スパイスがお好き
近所の本屋で、棚から文庫本を手に取る。丁度よい厚みと重さだ。
ハードカバーは好かない。値が張り、金銭的余裕もさほどない身には余りある。
買って後悔するケースが圧倒的に多いのは、私の目が曇っているにせよ、本の種類も数も圧倒的に多いことも原因として上げられるのではないだろうか。
物事を選択するのは、責任と苦痛を伴う。とはいえ、人間は生きる過程で、快楽を追求するべく行動している。責任と苦痛はそのためのスパイスとして機能する。
余白はスパイス、ハブられっ子はスパイス、スパイス尽くしのカレーの見本市になりつつある現代において、本屋に置いてある大量の本は何の、誰のためのスパイスなのだろうか。
ベストセラーか、あるいは古典か、実用書か。
それを決めるのは、私ではない。
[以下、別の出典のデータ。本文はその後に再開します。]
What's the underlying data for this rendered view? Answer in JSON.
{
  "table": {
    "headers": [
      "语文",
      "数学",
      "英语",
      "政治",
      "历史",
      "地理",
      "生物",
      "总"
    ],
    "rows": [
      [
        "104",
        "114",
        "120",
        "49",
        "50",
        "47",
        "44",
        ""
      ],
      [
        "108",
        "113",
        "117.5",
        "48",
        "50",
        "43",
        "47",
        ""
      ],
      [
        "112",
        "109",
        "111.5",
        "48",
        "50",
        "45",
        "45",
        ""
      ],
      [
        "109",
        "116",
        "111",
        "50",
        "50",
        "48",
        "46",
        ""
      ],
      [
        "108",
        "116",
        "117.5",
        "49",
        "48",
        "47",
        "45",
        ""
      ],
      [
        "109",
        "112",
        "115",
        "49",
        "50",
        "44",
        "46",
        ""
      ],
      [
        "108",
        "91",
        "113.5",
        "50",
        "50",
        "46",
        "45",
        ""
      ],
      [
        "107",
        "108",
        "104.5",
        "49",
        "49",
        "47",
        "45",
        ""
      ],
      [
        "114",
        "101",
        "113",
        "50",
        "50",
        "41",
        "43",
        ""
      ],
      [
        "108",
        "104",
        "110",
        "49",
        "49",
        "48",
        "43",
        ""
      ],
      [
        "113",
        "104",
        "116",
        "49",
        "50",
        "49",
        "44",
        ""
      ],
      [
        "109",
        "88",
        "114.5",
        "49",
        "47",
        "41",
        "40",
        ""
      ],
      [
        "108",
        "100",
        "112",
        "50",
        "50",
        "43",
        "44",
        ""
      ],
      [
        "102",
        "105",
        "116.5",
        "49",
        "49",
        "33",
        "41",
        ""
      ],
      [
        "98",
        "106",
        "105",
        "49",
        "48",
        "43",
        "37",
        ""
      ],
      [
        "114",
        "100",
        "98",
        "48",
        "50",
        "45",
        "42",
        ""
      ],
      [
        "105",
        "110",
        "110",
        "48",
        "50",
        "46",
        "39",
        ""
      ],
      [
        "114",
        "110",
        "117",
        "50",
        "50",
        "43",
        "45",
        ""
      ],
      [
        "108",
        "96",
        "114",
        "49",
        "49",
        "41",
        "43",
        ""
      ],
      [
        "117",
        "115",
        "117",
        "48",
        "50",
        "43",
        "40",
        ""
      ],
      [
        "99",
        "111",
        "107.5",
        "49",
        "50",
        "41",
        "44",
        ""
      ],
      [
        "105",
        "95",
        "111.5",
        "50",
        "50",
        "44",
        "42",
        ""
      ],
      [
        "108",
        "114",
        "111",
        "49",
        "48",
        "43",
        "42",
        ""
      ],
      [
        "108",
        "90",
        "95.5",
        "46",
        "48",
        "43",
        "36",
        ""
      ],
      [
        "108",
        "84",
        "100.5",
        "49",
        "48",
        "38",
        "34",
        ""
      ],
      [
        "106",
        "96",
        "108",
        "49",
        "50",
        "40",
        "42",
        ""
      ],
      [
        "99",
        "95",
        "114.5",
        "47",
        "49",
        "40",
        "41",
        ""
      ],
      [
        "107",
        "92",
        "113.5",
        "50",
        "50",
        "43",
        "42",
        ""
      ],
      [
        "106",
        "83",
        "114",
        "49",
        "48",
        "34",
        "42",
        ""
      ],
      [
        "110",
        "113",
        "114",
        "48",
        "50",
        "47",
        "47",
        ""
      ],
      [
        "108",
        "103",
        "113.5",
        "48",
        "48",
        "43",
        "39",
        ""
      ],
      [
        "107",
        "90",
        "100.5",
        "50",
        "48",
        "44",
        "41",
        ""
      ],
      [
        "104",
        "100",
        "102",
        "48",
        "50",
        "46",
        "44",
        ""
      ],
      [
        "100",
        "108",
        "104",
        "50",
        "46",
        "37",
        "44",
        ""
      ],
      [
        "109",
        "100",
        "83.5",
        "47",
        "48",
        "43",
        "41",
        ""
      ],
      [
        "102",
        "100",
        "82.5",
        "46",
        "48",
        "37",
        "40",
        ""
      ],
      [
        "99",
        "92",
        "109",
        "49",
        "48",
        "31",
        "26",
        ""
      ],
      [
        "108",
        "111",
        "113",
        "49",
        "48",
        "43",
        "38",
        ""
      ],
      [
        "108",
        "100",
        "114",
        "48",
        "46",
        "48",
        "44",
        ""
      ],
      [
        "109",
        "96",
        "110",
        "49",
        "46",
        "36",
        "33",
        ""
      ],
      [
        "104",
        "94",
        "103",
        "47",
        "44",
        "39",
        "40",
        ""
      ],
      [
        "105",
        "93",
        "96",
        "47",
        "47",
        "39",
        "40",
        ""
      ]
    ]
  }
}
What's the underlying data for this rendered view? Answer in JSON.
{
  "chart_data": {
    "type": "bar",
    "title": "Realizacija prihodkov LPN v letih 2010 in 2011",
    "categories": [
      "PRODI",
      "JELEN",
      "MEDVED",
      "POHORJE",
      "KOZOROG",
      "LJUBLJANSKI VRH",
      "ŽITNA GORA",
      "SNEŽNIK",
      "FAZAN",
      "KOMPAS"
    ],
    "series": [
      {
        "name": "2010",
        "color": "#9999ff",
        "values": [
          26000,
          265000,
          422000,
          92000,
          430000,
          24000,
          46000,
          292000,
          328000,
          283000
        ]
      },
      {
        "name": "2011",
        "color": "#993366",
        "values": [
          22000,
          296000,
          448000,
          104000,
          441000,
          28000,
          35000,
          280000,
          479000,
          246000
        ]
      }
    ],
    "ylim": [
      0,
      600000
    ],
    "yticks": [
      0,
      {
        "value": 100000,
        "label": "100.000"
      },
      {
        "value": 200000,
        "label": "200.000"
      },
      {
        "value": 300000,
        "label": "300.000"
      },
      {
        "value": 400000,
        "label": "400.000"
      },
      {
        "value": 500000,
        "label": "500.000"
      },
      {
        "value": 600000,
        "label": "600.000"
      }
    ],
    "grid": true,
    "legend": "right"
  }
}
出版社でも、問屋でも、本屋でもない。
誰も決めない。先送りにされ、返品され、シュレッダーにかけられ、命を終える。
それでも皆、作家を目指す。本とは何なのだろう。
近頃、小説が面倒に感じられる。
本屋で手に取った、夏目漱石の「それから」の一ページ目を開いた時、愕然とした。
「めんどくさいよおおお!?」
私は文庫本を破いて、燃やしたくなった。勿論、そんなことはしない。法に引っかかるからだ。
誤解しないで欲しい。私は漱石を尊敬している。「吾輩は猫である」の自由主義批判は的を射ていると思ったし、「こころ」に於いては、NTR的な背徳感に感銘を受けた。(正確には、こころは、NTRではないのだろうけど、私は勝手にそう思っている)
日本の小説家を一人挙げるとしたら、彼の名を臆面もなく答えるつもりだ。
それゆえ解せなかった。どうしてページを読み進めなかったのだろう。
その他、カミュの「異邦人」と、チェーホフの「桜の園」など開いてみたけれど、やはり気乗りはしなかった。
この場合、大先輩方が“スパイス”にならざるを得ない。
ことほどさように読者とは、不真面目で軽薄な生きものなのである。
小説は止めて、漫画を買った。何年ぶりだろう。表紙を見て適当に選んだ。
先輩方に後ろめたさを覚えつつ、私は本屋を出た。子供のように、家路を急ぐ。